This thesis explores different aspects of the induction of tree-based regression models from data. The main goal of this study is to improve the predictive accuracy of regression trees, while retaining as much as possible their comprehensibility and computational efficiency. Our study is divided in three main parts.
In the first part we describe in detail two different methods of growing a regression tree: minimising the mean squared error and minimising the mean absolute deviation. Our study is particularly focussed on the computational efficiency of these tasks. We present several new algorithms that lead to significant computational speed- ups. We also describe an experimental comparison of both methods of growing a regression tree highlighting their different application goals.
Pruning is a standard procedure within tree-based models whose goal is to provide a good compromise for achieving simple and comprehensible models with good predictive accuracy. In the second part of our study we describe a series of new techniques for pruning by selection from a series of alternative pruned trees. We carry out an extensive set of experiments comparing different methods of pruning, which show that our proposed techniques are able to significantly outperform the predictive accuracy of current state of the art pruning algorithms in a large set of regression domains.

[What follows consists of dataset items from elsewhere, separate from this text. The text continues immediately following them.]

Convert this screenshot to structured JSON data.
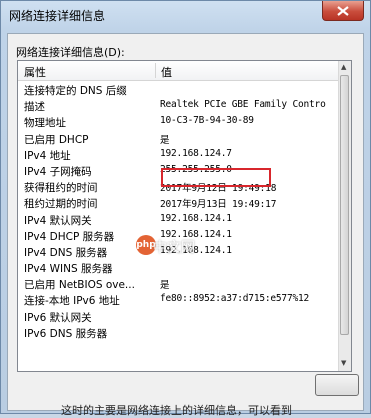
{
  "window": {
    "title": "网络连接详细信息",
    "close_label": "x"
  },
  "group": {
    "label": "网络连接详细信息(D):"
  },
  "columns": {
    "property": "属性",
    "value": "值"
  },
  "rows": [
    {
      "key": "连接特定的 DNS 后缀",
      "value": ""
    },
    {
      "key": "描述",
      "value": "Realtek PCIe GBE Family Contro"
    },
    {
      "key": "物理地址",
      "value": "10-C3-7B-94-30-89"
    },
    {
      "key": "已启用 DHCP",
      "value": "是"
    },
    {
      "key": "IPv4 地址",
      "value": "192.168.124.7"
    },
    {
      "key": "IPv4 子网掩码",
      "value": "255.255.255.0"
    },
    {
      "key": "获得租约的时间",
      "value": "2017年9月12日 19:49:18"
    },
    {
      "key": "租约过期的时间",
      "value": "2017年9月13日 19:49:17"
    },
    {
      "key": "IPv4 默认网关",
      "value": "192.168.124.1"
    },
    {
      "key": "IPv4 DHCP 服务器",
      "value": "192.168.124.1"
    },
    {
      "key": "IPv4 DNS 服务器",
      "value": "192.168.124.1"
    },
    {
      "key": "IPv4 WINS 服务器",
      "value": ""
    },
    {
      "key": "已启用 NetBIOS ove...",
      "value": "是"
    },
    {
      "key": "连接-本地 IPv6 地址",
      "value": "fe80::8952:a37:d715:e577%12"
    },
    {
      "key": "IPv6 默认网关",
      "value": ""
    },
    {
      "key": "IPv6 DNS 服务器",
      "value": ""
    }
  ],
  "buttons": {
    "close": ""
  },
  "watermark": {
    "text": "中文网",
    "logo": "php"
  },
  "footer": {
    "text": "这时的主要是网络连接上的详细信息，可以看到"
  },
  "colors": {
    "highlight": "#d8262c",
    "close_button": "#c94d3c"
  }
}
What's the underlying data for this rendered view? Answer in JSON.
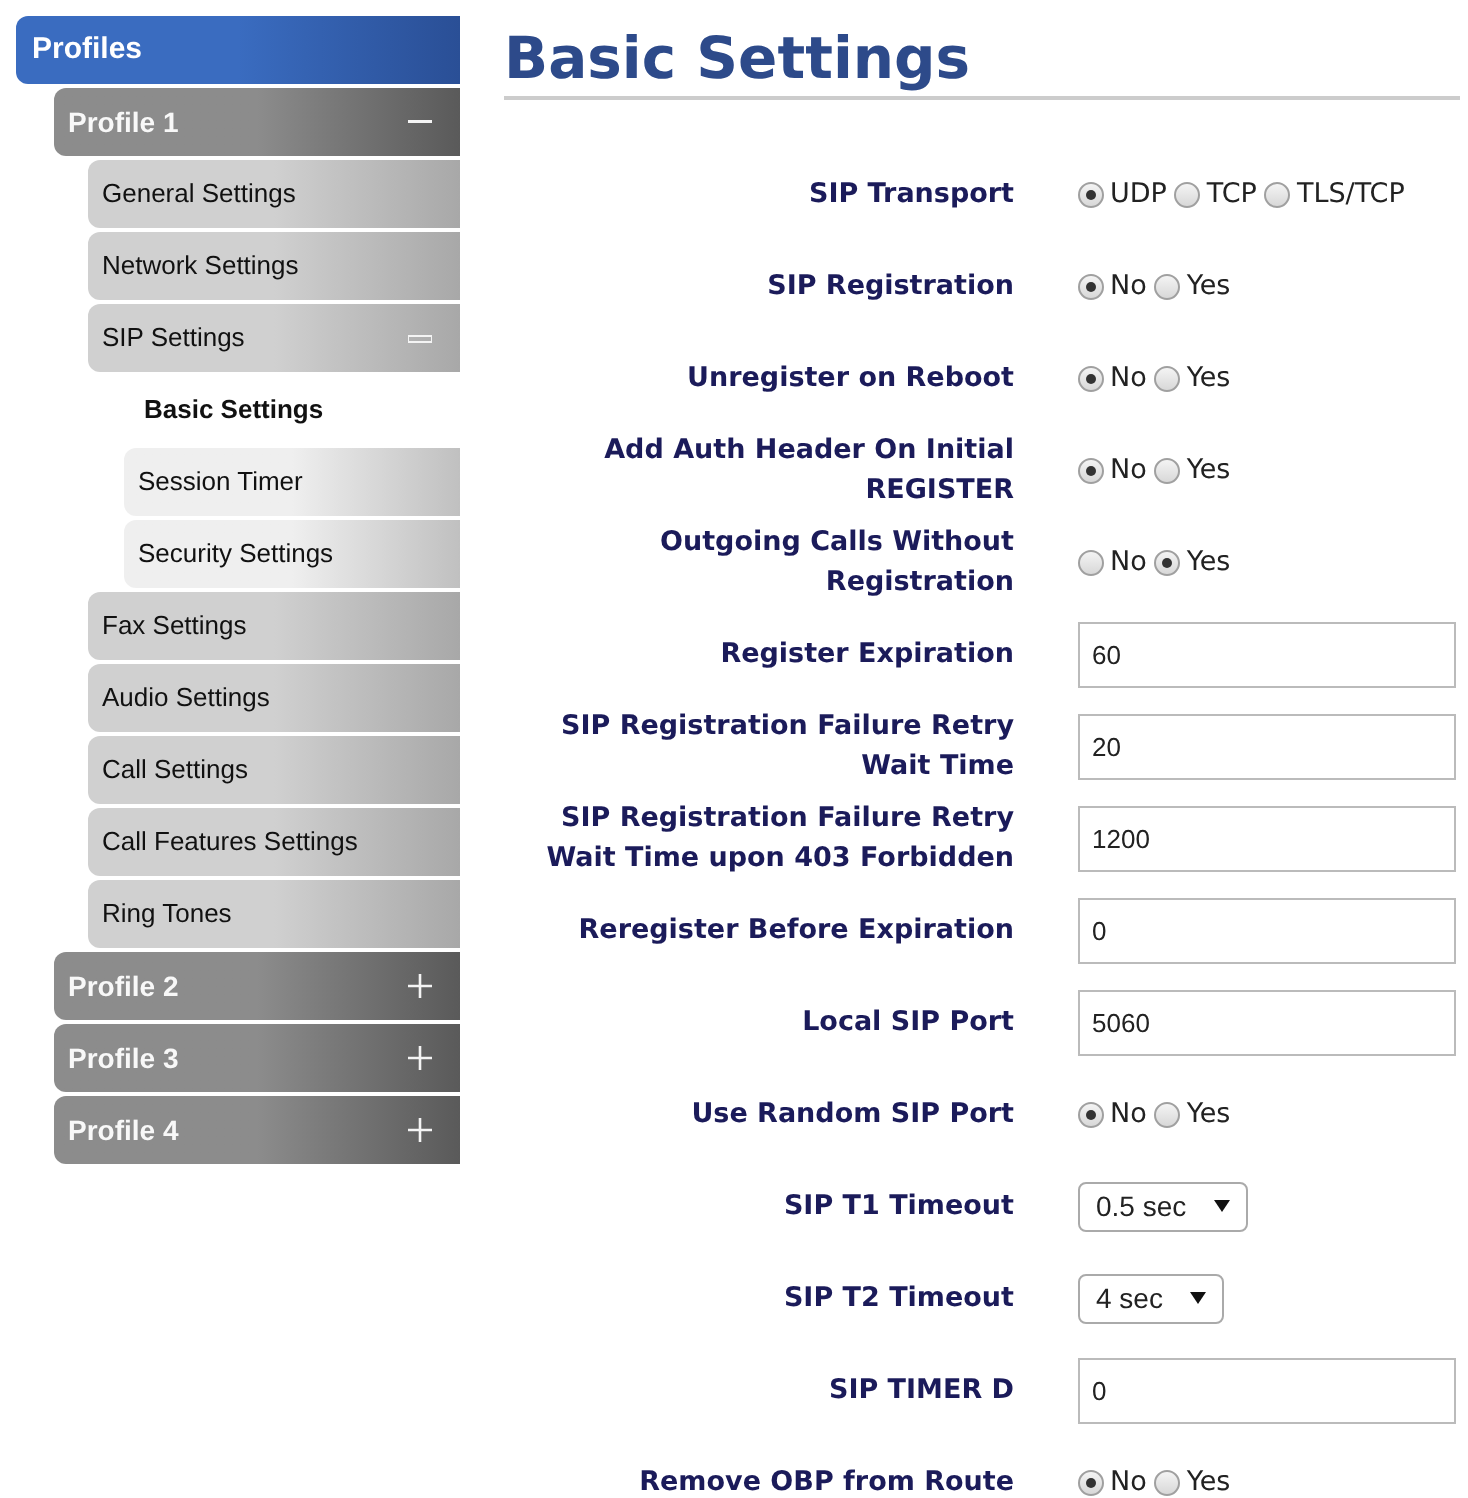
{
  "sidebar": {
    "title": "Profiles",
    "profiles": [
      {
        "label": "Profile 1",
        "expanded": true,
        "children": [
          {
            "label": "General Settings",
            "selected": false
          },
          {
            "label": "Network Settings",
            "selected": false
          },
          {
            "label": "SIP Settings",
            "selected": false,
            "expanded": true,
            "children": [
              {
                "label": "Basic Settings",
                "selected": true
              },
              {
                "label": "Session Timer",
                "selected": false
              },
              {
                "label": "Security Settings",
                "selected": false
              }
            ]
          },
          {
            "label": "Fax Settings",
            "selected": false
          },
          {
            "label": "Audio Settings",
            "selected": false
          },
          {
            "label": "Call Settings",
            "selected": false
          },
          {
            "label": "Call Features Settings",
            "selected": false
          },
          {
            "label": "Ring Tones",
            "selected": false
          }
        ]
      },
      {
        "label": "Profile 2",
        "expanded": false
      },
      {
        "label": "Profile 3",
        "expanded": false
      },
      {
        "label": "Profile 4",
        "expanded": false
      }
    ]
  },
  "page": {
    "title": "Basic Settings",
    "fields": [
      {
        "label": "SIP Transport",
        "kind": "radio",
        "options": [
          {
            "label": "UDP",
            "selected": true
          },
          {
            "label": "TCP",
            "selected": false
          },
          {
            "label": "TLS/TCP",
            "selected": false
          }
        ]
      },
      {
        "label": "SIP Registration",
        "kind": "radio",
        "options": [
          {
            "label": "No",
            "selected": true
          },
          {
            "label": "Yes",
            "selected": false
          }
        ]
      },
      {
        "label": "Unregister on Reboot",
        "kind": "radio",
        "options": [
          {
            "label": "No",
            "selected": true
          },
          {
            "label": "Yes",
            "selected": false
          }
        ]
      },
      {
        "label": "Add Auth Header On Initial REGISTER",
        "kind": "radio",
        "options": [
          {
            "label": "No",
            "selected": true
          },
          {
            "label": "Yes",
            "selected": false
          }
        ]
      },
      {
        "label": "Outgoing Calls Without Registration",
        "kind": "radio",
        "options": [
          {
            "label": "No",
            "selected": false
          },
          {
            "label": "Yes",
            "selected": true
          }
        ]
      },
      {
        "label": "Register Expiration",
        "kind": "text",
        "value": "60"
      },
      {
        "label": "SIP Registration Failure Retry Wait Time",
        "kind": "text",
        "value": "20"
      },
      {
        "label": "SIP Registration Failure Retry Wait Time upon 403 Forbidden",
        "kind": "text",
        "value": "1200"
      },
      {
        "label": "Reregister Before Expiration",
        "kind": "text",
        "value": "0"
      },
      {
        "label": "Local SIP Port",
        "kind": "text",
        "value": "5060"
      },
      {
        "label": "Use Random SIP Port",
        "kind": "radio",
        "options": [
          {
            "label": "No",
            "selected": true
          },
          {
            "label": "Yes",
            "selected": false
          }
        ]
      },
      {
        "label": "SIP T1 Timeout",
        "kind": "select",
        "value": "0.5 sec"
      },
      {
        "label": "SIP T2 Timeout",
        "kind": "select",
        "value": "4 sec"
      },
      {
        "label": "SIP TIMER D",
        "kind": "text",
        "value": "0"
      },
      {
        "label": "Remove OBP from Route",
        "kind": "radio",
        "options": [
          {
            "label": "No",
            "selected": true
          },
          {
            "label": "Yes",
            "selected": false
          }
        ]
      }
    ]
  }
}
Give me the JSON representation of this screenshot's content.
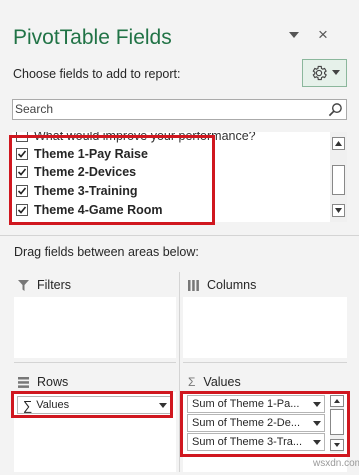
{
  "pane": {
    "title": "PivotTable Fields",
    "choose_label": "Choose fields to add to report:",
    "search_placeholder": "Search",
    "close_glyph": "×"
  },
  "fields": [
    {
      "label": "What would improve your performance?",
      "checked": false
    },
    {
      "label": "Theme 1-Pay Raise",
      "checked": true
    },
    {
      "label": "Theme 2-Devices",
      "checked": true
    },
    {
      "label": "Theme 3-Training",
      "checked": true
    },
    {
      "label": "Theme 4-Game Room",
      "checked": true
    }
  ],
  "areas": {
    "drag_label": "Drag fields between areas below:",
    "filters": {
      "label": "Filters"
    },
    "columns": {
      "label": "Columns"
    },
    "rows": {
      "label": "Rows",
      "items": [
        {
          "sigma": "∑",
          "label": "Values"
        }
      ]
    },
    "values": {
      "sigma": "Σ",
      "label": "Values",
      "items": [
        {
          "label": "Sum of Theme 1-Pa..."
        },
        {
          "label": "Sum of Theme 2-De..."
        },
        {
          "label": "Sum of Theme 3-Tra..."
        }
      ]
    }
  },
  "colors": {
    "accent": "#217346",
    "highlight": "#d0171f"
  },
  "watermark": "wsxdn.com"
}
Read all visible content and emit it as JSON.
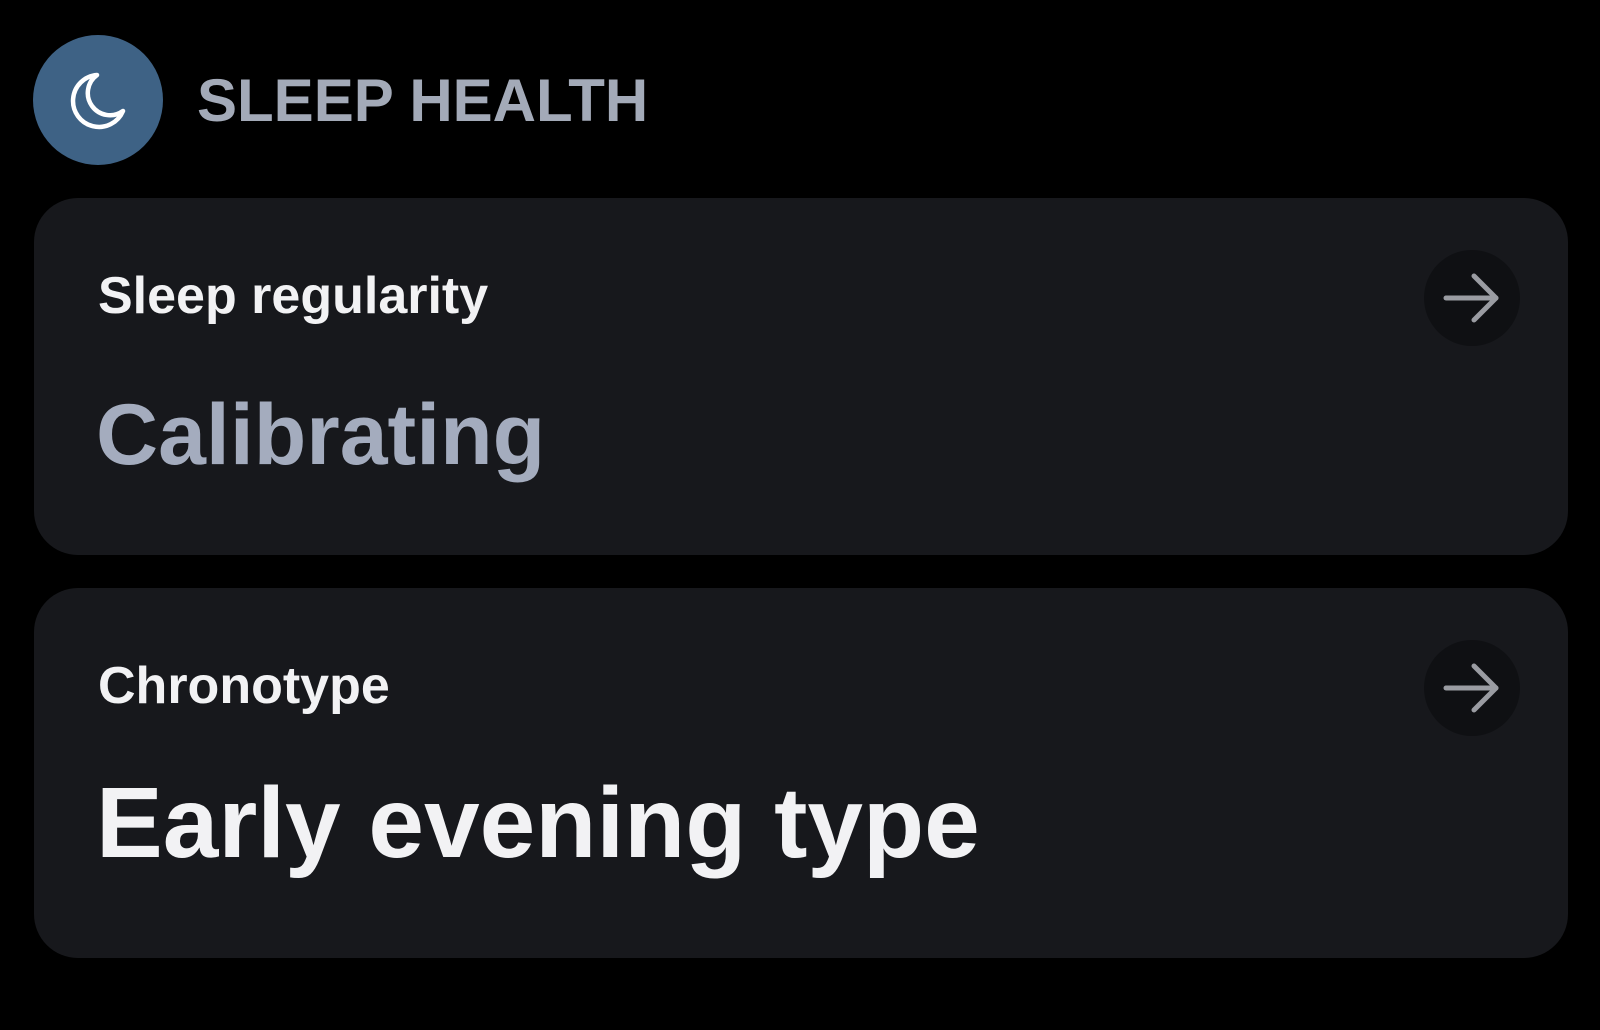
{
  "header": {
    "title": "SLEEP HEALTH",
    "icon": "moon-icon",
    "badge_color": "#3e6285"
  },
  "cards": [
    {
      "label": "Sleep regularity",
      "value": "Calibrating",
      "value_color": "#a4acbe",
      "action_icon": "arrow-right-icon"
    },
    {
      "label": "Chronotype",
      "value": "Early evening type",
      "value_color": "#f2f2f4",
      "action_icon": "arrow-right-icon"
    }
  ]
}
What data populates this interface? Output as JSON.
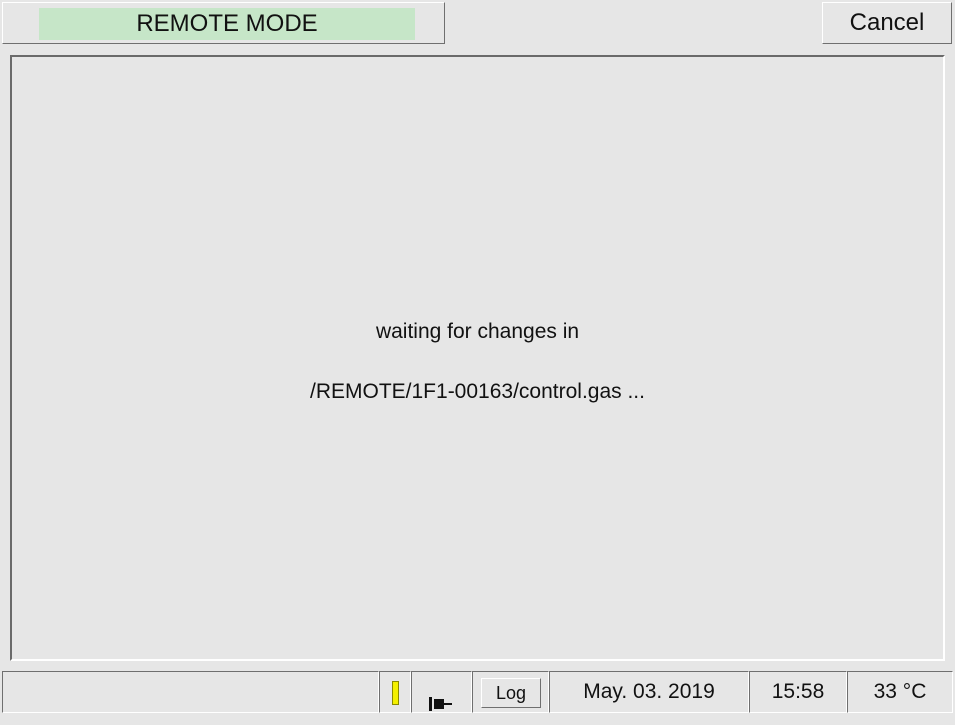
{
  "header": {
    "mode_label": "REMOTE MODE",
    "cancel_label": "Cancel"
  },
  "main": {
    "line1": "waiting for changes in",
    "line2": "/REMOTE/1F1-00163/control.gas ..."
  },
  "status_bar": {
    "info_text": "",
    "log_label": "Log",
    "date": "May. 03. 2019",
    "time": "15:58",
    "temperature": "33 °C",
    "indicator_color": "#f4f000",
    "indicator_icon": "yellow-indicator",
    "plug_icon": "plug-icon"
  },
  "colors": {
    "background": "#e6e6e6",
    "mode_highlight": "#c6e6c8"
  }
}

In the final part of our study we present a new type of tree-based models that we refer to as local regression trees. These hybrid models integrate tree-based regression with local modelling techniques. We describe different types of local regression trees and show that these models are able to significantly outperform standard regression trees in terms of predictive accuracy. Through a large set of experiments we prove the competitiveness of local regression trees when compared to existing regression techniques.